In 2018, De Beers paid the Government of Botswana US874.8 million (P9.3 billion) in total taxes and royalties. Corporate tax amounted to US448.8 million (P4.7 billion), royalties and mining taxes amounted to US326.6 million (P3.4 billion) while other taxes and payments totalled US99.4 million (P1 billion).

When DTC relocation was done, the idea was for Botswana to benefit from the value chain. However, it appears that De Beers only relocated the DTC offices because the diamond value chain is still rooted in London. Cutting and polishing companies were opened here in Botswana but they collapsed because of pricing monopoly by De Beers which suffocated the local cutting and polishing industry. Only a few companies remain operational. Botswana’s cutting and polishing industry having failed to really take-off, it means Botswana still exports these diamonds without exploiting the value chain. “We bring them here sort them out, then re-export them as they are, which messes up your current accounting. So the value-add is still not happening here,” a banker who asked to remain anonymous commented.

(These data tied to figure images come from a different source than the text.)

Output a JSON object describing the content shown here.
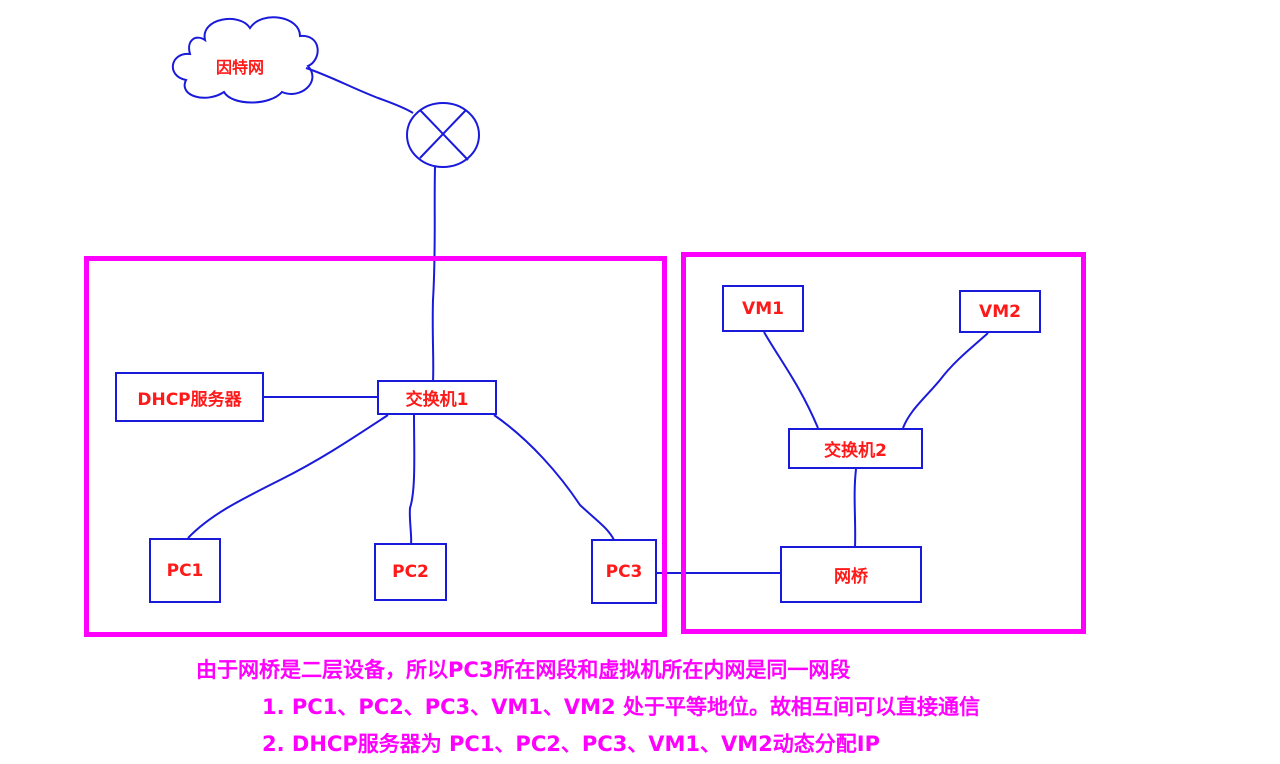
{
  "cloud": {
    "label": "因特网"
  },
  "nodes": {
    "switch1": "交换机1",
    "dhcp": "DHCP服务器",
    "pc1": "PC1",
    "pc2": "PC2",
    "pc3": "PC3",
    "vm1": "VM1",
    "vm2": "VM2",
    "switch2": "交换机2",
    "bridge": "网桥"
  },
  "notes": {
    "summary": "由于网桥是二层设备，所以PC3所在网段和虚拟机所在内网是同一网段",
    "point1": "1. PC1、PC2、PC3、VM1、VM2 处于平等地位。故相互间可以直接通信",
    "point2": "2. DHCP服务器为 PC1、PC2、PC3、VM1、VM2动态分配IP"
  },
  "colors": {
    "group_border": "#ff00ff",
    "node_border": "#1a1adb",
    "label_text": "#ff1a1a",
    "note_text": "#ff00ff",
    "link": "#1a1adb"
  }
}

Before 2013, Botswana’s diamonds were sold by De Beers through its Central Selling Organisation (CSO) in London in a process that completely omitted Botswana as the source of the stones. But an agreement was struck between the government and De Beers which saw Diamond Trading Company International (DTCI) relocate its sights and sales operations to Gaborone. Government thought it was the way to tap into the manufacturing side of diamonds – the cutting and polishing where refining is done before the final product is made for retailing. The diamond and polishing industry employed roughly 4000 Batswana when commodity prices were favourable. However, more than half of these have been laid off in the past two years when several other polishing companies closed shop.

De Beers Resident Director Neo Moroka says the relocation of Diamond Trading Company from London to Gaborone must be seen as a journey, not an event. He insists that since the relocation, DTC has made strides in catering for Botswana and its citizens in that DTC is no longer dominated by expatriates. “When we started off we had lots of expatriates,” said Moroka on the sidelines of the diamond conference. “In our Global Sightholder Sales, we have less than 20 percent of staff as expatriates.”

He added that some Batswana have been sent to work abroad to gain exposure. DTC is the rough diamond sales and distribution arm of the De Beers family of companies. De Beers, on the other hand, is owned 85 percent by Anglo American while the Government of Botswana owns 15 percent.